Rapid Detection of Hybrid Maize Parental Lines Using Stacking Ensemble Machine Learning

Abstract

Hybrid maize seed production is a relatively complex task due to the coexistence of three distinct types of maize plants in the field: female, male, and contaminant/off-type plants. Female and contaminant/off-type plants’ tassels should be removed immediately following flowering initiation, while male tassels should be retained to allow cross-pollination between male and female plants. Therefore, development of an intelligent tassel classification system is deemed critical for hybrid purity decision-making. The research’s primary contribution is the integration of two widely used transfer learning architectures, Inception V3 and SqueezeNet, with stacking ensemble machine learning using four algorithms (logistic regression, support vector machine, random forest, and k-nearest neighbors) for rapid classification of tassel images. Tenfold cross-validation was used to evaluate the model performance. Cloud computing was also investigated using EfficientNet to compare the predictive performance of the models. The models’ performance was assessed using four metrics: accuracy, AUC, precision, and recall. The results depicted an appropriate developed model that properly distinguished male, female, and contaminant plants. The integration of the model with machine learnings (logistic regression, SVM, random forest, and KNNs) enables rapid recognition of off-type plants even though it is operated by personnel with limited skills of seed technology on ideotype recognition.
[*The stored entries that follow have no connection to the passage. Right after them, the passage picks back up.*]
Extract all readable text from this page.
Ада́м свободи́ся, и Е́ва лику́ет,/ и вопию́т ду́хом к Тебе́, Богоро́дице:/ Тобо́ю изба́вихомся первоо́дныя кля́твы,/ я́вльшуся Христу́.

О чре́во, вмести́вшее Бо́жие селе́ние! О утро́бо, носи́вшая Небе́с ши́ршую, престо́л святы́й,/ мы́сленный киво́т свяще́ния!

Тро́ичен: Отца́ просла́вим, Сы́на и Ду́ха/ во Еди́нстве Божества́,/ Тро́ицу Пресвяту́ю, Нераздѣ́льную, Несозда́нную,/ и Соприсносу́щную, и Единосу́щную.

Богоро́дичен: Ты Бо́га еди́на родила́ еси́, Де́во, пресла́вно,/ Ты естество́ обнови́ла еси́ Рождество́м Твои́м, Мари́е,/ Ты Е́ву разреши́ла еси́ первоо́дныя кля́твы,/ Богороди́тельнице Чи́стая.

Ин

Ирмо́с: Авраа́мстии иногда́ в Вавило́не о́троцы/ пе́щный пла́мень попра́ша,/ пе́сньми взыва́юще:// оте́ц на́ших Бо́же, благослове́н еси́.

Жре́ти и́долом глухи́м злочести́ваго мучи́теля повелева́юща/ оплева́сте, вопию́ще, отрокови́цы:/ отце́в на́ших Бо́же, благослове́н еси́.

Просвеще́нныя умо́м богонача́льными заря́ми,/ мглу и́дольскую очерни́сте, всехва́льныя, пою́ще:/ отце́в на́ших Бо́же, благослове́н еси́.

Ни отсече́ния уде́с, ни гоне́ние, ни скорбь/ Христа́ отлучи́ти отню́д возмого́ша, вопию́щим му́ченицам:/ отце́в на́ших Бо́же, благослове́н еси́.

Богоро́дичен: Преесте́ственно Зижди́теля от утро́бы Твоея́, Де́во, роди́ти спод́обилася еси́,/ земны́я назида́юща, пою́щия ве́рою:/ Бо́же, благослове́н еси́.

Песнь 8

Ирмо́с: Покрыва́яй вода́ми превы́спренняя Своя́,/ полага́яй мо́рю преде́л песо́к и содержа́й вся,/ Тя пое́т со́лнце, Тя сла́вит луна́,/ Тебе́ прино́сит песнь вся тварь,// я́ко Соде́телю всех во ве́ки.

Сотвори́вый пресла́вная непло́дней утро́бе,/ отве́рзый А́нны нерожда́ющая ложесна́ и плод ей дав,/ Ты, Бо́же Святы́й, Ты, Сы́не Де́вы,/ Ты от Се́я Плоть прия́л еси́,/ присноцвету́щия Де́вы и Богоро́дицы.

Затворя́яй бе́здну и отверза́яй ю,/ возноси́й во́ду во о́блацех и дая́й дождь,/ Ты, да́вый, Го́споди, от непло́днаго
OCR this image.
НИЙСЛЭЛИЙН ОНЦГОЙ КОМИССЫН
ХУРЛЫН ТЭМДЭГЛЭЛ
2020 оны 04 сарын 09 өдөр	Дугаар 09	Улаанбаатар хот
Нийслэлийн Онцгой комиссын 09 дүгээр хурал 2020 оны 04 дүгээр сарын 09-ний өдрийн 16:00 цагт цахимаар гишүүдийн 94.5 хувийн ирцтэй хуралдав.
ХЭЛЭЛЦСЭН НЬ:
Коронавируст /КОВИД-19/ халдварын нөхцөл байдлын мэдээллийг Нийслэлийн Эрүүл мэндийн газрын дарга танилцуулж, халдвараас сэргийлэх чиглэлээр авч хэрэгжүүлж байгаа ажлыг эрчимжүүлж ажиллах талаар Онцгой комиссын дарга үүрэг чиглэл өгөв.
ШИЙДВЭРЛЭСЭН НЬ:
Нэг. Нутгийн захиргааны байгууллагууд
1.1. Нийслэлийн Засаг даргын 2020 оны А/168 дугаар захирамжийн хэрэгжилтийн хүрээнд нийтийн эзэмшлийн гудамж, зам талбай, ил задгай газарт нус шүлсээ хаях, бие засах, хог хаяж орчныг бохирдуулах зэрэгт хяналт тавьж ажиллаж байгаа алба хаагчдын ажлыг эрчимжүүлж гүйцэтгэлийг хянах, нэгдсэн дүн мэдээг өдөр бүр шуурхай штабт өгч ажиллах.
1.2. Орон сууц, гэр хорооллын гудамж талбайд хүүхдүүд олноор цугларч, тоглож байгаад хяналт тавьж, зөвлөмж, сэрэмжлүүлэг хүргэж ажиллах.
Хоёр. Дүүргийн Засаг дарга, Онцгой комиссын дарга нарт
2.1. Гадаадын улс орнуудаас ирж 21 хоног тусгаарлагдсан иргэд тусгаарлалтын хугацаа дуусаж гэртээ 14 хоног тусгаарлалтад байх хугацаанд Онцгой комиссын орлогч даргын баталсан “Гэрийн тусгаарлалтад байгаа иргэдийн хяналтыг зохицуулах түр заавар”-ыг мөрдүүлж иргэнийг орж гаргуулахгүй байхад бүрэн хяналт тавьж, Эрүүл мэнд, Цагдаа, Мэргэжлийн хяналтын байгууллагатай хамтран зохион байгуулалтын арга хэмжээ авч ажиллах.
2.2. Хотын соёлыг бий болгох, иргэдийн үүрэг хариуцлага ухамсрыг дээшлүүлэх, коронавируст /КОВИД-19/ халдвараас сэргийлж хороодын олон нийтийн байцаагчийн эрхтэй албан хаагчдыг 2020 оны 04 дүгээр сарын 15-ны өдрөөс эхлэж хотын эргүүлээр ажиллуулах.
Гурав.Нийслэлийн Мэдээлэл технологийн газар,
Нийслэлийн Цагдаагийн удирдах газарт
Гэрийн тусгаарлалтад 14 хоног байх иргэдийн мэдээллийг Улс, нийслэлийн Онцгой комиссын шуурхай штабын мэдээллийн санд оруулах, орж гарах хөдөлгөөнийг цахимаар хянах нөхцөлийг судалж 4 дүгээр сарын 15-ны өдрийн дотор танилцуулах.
Among all the evaluated CNN architecture and stacking models, Inception V3-embedded images with logistic regression metaclassifier outperformed other models with accuracy of about 98%. SqueezeNet and EfficientNet provided comparable results for consistent tassel classification with slightly lower performance measures. The model was also subjected to a multidimensional scaling (MDS) analysis to investigate and comprehend misclassification. Male and female plants are clearly distinguished by MDS, but female and off-type/contamination plants are ambiguous. This indicates that the prediction errors were caused by highly similar data features among female and off-type images. The developed modern plant phenotyping model can be used to assist breeders/technicians in maintaining the quality of large-scale hybrid maize seed production activities in Indonesia.